The Quad City Times. “A former Rock Island cotton mill converted into apartments 20 years ago is scheduled to be sold at a foreclosure auction on Aug. 21. Mike Farrell, an attorney for Sterling Federal Bank who is handling the foreclosure auction, said the building currently has residents. Those he has spoken with in the past, Farrell said, have said that they like the facility.”

“‘It’s a housing facility, and we want to make sure those options are out there,’ said Chandler Poole, Rock Island’s community and economic development director. He added that the city has no plans to take over the property and would prefer to see it remain as a senior housing facility.”

The Commercial Observer. “In New York’s dynamic and fluid housing market, it’s not unusual for developers to hold unsold units for a variety of reasons. Given the volume of new construction in recent years and the subsequent inventory of condominium units, developers are turning to condominium inventory loans to repay maturing construction loans and hold units for sale at a later date.”

“Inventory loans are most often associated with mid-market condominium developments, which still make up a large portion of these deals, but there has also been a surge in the luxury sector. Morris Betesh, a Meridian Senior Managing Director, recently closed two loans in Manhattan that reflect this trend and speak to the expanding range of property types that inventory loans support.”

“The first of these is a $20 million loan for 17 condo units at a 52-unit property located on Wall Street in New York City’s Financial District. Betesh secured the 24-month loan from a balance sheet lender. He also secured a 36-month inventory loan for a five-story luxury townhouse in Chelsea, which is currently on the market for nearly $30 million. ‘It’s typically harder to secure inventory loans for ‘super-luxury’ assets, but this is hardly a one-off situation,’ says Betesh. ‘Right now, we’re working on several deals for similar high-end properties around New York City.’”

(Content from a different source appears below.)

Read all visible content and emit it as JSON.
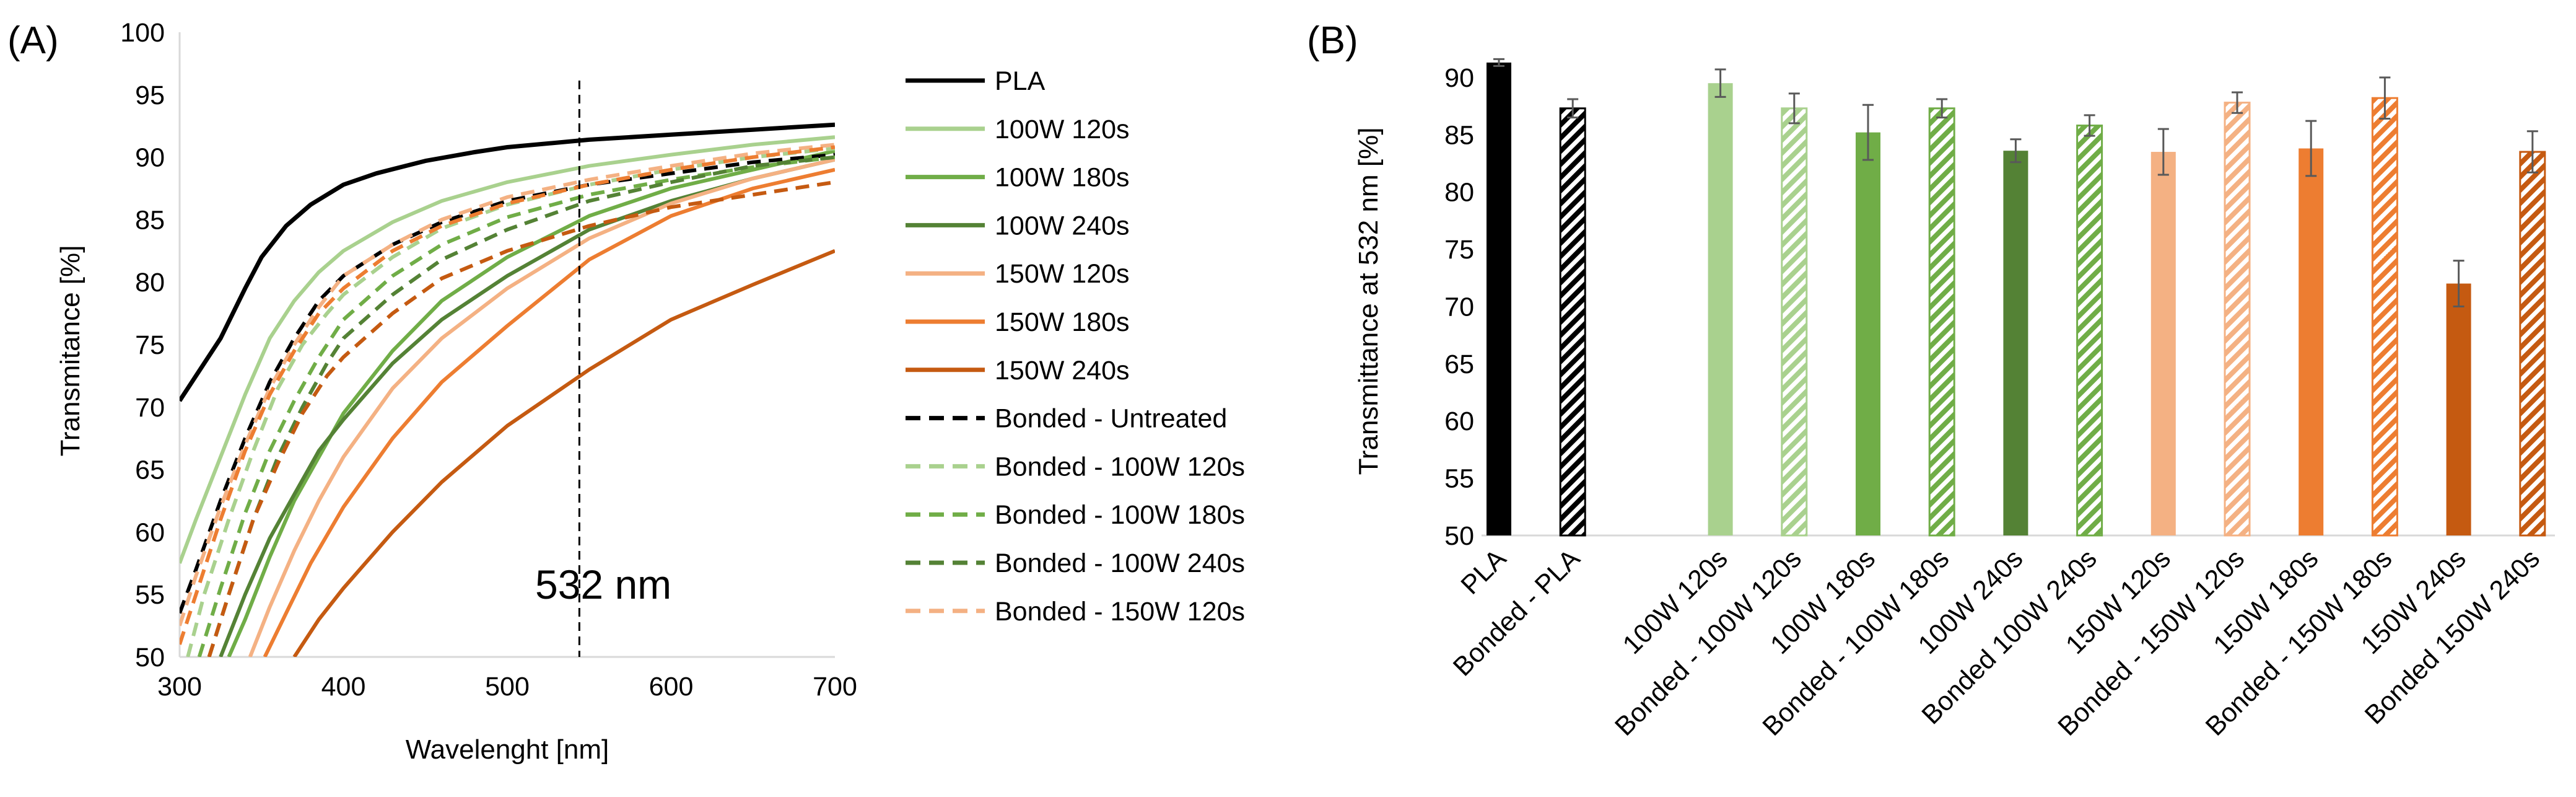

“Meanwhile, sponsors gain more time to achieve their prices for units and in some cases can recapture equity and lower their interest rates by 1.5 percent to 2 percent by switching from a construction loan. Sponsors may also consider this a good time to hold onto unsold inventory. As the economy continues to grow and lucrative tech, media, and life sciences businesses expand in New York, more buyers will emerge.”